Regional average natural gas spot prices increased between 5 and 16 cents per MMBtu week-on-week, with the notable exception of pricing points located in the Northeast, which increased over $20.00 per MMBtu for the report week. The natural gas price basis (the difference between a regional price and the U.S. benchmark Henry Hub price) at trading points for New York and New England at the close of trading on Wednesday, January 23 reached their highest levels in over nine years.
The Nymex February futures price rose from $ 3.435 per MMBtu last Wednesday to $3.554 per MMBtu yesterday. During the week, the futures price spread over the Henry Hub daily spot price averaged between -7.2 cents and 5.4 cents per MMBtu. The 12-Month Strip (average of February 2013 to January 2014 contracts) gained 12 cents per MMBtu, starting at $3.654 per MMBtu last Wednesday and landing at $3.774 per MMBtu yesterday.

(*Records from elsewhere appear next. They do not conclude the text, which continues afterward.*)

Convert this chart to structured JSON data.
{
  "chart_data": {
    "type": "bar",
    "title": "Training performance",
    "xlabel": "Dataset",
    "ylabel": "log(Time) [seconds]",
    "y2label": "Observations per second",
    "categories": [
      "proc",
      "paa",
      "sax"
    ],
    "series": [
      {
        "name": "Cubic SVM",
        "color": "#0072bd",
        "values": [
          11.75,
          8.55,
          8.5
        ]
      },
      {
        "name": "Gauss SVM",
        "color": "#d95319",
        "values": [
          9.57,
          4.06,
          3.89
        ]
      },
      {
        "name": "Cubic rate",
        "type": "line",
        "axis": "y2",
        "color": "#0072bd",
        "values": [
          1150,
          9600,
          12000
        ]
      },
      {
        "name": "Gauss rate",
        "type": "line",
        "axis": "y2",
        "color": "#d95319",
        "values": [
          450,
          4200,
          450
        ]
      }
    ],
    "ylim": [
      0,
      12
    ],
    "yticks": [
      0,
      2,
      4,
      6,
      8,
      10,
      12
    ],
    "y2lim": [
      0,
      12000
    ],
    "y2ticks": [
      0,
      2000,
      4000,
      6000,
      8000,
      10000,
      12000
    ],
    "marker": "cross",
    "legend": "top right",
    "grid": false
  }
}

Consumption particularly rose in the Northeast. On January 22, natural gas consumption in the Northeast increased to 33.6 billion cubic feet per day (Bcf/d), 56 percent above the previous week’s (January 14-January 20) seven-day average of 21.6 Bcf/d, according to data from Bentek. On January 23, Bentek reported that Northeast consumption rose to 36.2 Bcf/d, or 68 percent above the seven-day average. For both of these days, consumption in New York City rose to over 4.1 Bcf/d, or 41 percent above the 30-day average of 2.9 Bcf/d. Consumption in New England was just under 5.0 Bcf/d on January 22, and just under 5.1 Bcf/d on January 23, almost 22 percent above its 30-day average of 4.2 Bcf/d.

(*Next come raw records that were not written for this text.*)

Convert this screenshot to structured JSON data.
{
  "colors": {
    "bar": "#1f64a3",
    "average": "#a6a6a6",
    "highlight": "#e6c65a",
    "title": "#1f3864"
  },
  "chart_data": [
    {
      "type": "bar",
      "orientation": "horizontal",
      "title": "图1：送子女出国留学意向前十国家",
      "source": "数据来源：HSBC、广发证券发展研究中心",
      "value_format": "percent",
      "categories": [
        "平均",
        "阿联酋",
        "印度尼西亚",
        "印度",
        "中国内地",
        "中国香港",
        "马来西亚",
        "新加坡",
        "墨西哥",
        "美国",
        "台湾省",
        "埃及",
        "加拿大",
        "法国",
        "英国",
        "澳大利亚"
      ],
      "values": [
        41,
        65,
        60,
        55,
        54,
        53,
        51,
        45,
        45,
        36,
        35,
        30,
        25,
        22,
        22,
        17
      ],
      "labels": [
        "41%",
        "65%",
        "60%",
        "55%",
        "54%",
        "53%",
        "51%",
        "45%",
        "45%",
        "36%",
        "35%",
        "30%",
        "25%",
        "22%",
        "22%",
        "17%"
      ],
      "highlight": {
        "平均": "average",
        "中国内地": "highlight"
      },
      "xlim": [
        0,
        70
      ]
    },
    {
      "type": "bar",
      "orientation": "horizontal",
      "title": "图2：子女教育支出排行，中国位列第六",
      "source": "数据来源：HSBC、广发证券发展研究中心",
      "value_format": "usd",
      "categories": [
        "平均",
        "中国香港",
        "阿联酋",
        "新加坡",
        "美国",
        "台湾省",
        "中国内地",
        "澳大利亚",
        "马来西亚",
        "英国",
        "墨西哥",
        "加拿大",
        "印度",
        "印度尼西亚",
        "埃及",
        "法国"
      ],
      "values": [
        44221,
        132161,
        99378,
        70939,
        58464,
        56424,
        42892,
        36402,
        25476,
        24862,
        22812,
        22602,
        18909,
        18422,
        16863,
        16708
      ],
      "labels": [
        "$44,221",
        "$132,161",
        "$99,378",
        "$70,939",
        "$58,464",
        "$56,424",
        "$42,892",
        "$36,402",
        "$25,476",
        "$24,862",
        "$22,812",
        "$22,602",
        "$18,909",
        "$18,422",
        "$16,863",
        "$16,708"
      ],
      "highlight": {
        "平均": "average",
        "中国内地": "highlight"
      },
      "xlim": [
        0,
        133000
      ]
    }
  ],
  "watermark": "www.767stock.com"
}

The increase in U.S. residential/commercial consumption, coupled with the slight increase for industrial consumption that Bentek estimated for the week, far exceeded the 2.5 percent drop in power sector consumption below last week’s daily average. Power burn fell most significantly in the Southwest and Texas.
Bentek estimates that the average daily natural gas supply for this report week increased modestly by 1.9 percent over the previous week’s daily average. This resulted from around 27 percent and 17 percent increases in imports from Canada and as LNG, respectively. Imports from Canadian and LNG imports are 8.5 percent higher and 48 percent lower than last year’s levels during the same period, respectively. Dry natural gas production stayed unchanged from the previous week.
Working natural gas in storage decreased to 2,996 Bcf as of Friday, January 18, according to EIA's WNGSR. This represents an implied net withdrawal of 172 Bcf from the previous week. This week's net withdrawal was 4 Bcf smaller than the 5-year average net withdrawal of 176 Bcf, and 10 Bcf larger than last year's average net withdrawal of 162 Bcf. Inventories are currently 157 Bcf (5.0 percent) less than last year at this time and 320 Bcf (12.0 percent) greater than the 5-year average.
All three storage regions posted declines this week. Inventories in the East, West, and Producing regions decreased by 80 Bcf (the 5-year average net withdrawal is 106 Bcf), 39 Bcf (the 5-year average net withdrawal is 18 Bcf), and 53 Bcf (the 5-year average net withdrawal is 51 Bcf), respectively.
In the Producing region, working natural gas inventories decreased 15 Bcf (5.4 percent) in salt cavern facilities and decreased 37 Bcf (4.4 percent) in nonsalt cavern facilities.